İkinci gün Malta'nın yanında küçük bir ada olan Gozo'ya gitmeye karar veriyoruz. Bunun için arabayla Malta'nın hemen hemen diğer ucunda olan Cirkewwa'ya gitmek durumunda kalıyoruz. Bu yolculuğumuzda Malta'nın bir ucundan bir ucunun yaklaşık 30km olduğunu anlıyoruz. Yolumuzun üzerindeki Mdina ve Rabat'taki tarihi yerlere uğruyoruz. Uğradığımız yerlerden anladığımız önemli şeylerden birisi buranın uzun süre İngiliz etkisi altında olduğu. Çünkü hemen hemen her yerde İngilizlere ait semboller ve kraliçelerini temsil eden yazılar buluyoruz.

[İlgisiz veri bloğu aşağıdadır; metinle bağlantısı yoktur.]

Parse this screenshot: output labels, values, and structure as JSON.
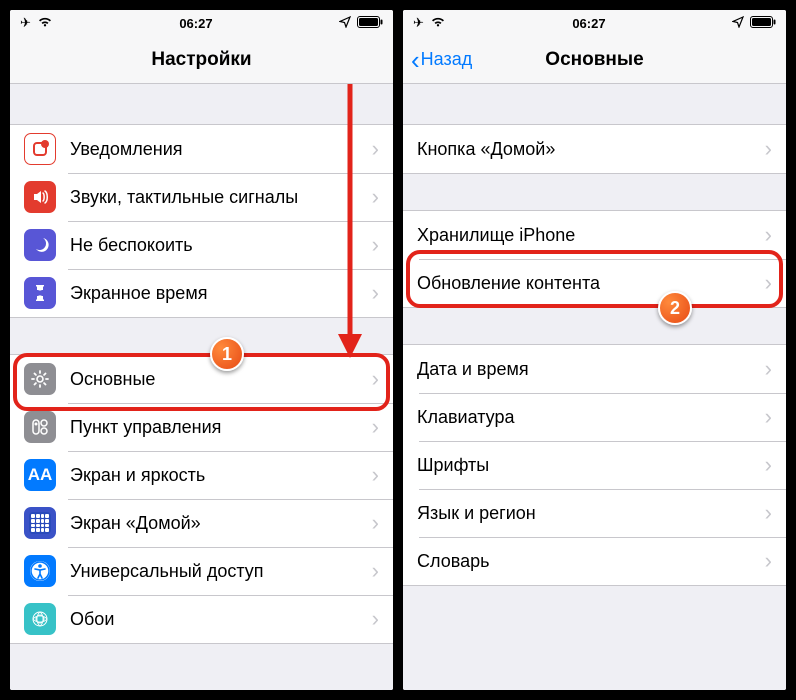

Cirkewwa yolu üzerinde St.Paul's Bay den geçerek Cirkewwa'nın hemen dibindeki Red Tower'a çıkıyoruz. Burada Malta'nın tepe manzaralarının çok güzel olduğunu fark ediyoruz. Yerde her yana yayılmış anasonlar, çiçekler ve kaktüs ağaçları içinde manzaramızı seyredip Cirkewwa ya varıyoruz. Feribot'a bindiğimizde herhangi bir ücret alınmaması bizi sevindiriyor o gün fakat, dönüşte kişi başı yaklaşık 6€ gibi bir gidiş dönüş bileti kesmeleri hoşumuza gitmiyor...

Gozo'da geçirdiğimiz yarım gün boyunca epey eğleniyoruz. Ucuza yemek yiyebilmekle mutlu olurken Kathedral, kilise gibi görmeye alışık olduğumuz yapılar yerine doğal güzellikleri tercih eden bizler, Victoria Citadel deki yeşillik, kaktüs, çiçek ve ada manzarası ile bol bol fotoğraf çekinip, Azure Window'a giderek oradaki harika falez manzaraları karşısında eriyoruz. Dönüşünde arabayı yol kenarına bırakıp tırmandığımız Monument of Christ bize yağmurla karşılık veriyor ama orada da yine bol bol ada manzarası seyredip geri dönüyoruz.

Hava karardığında Mgarr Harbour'un yani dönüş feribotumuzun olduğu yerin yakınlarında yediğimiz Malta'nın meşhur şarap soslu tavşan yahnisi ile karnımızı tıka basa doyuruyoruz. Tokluğun verdiği mutlulukla Malta'ya dönüyor ve günümüzü tamamlıyoruz.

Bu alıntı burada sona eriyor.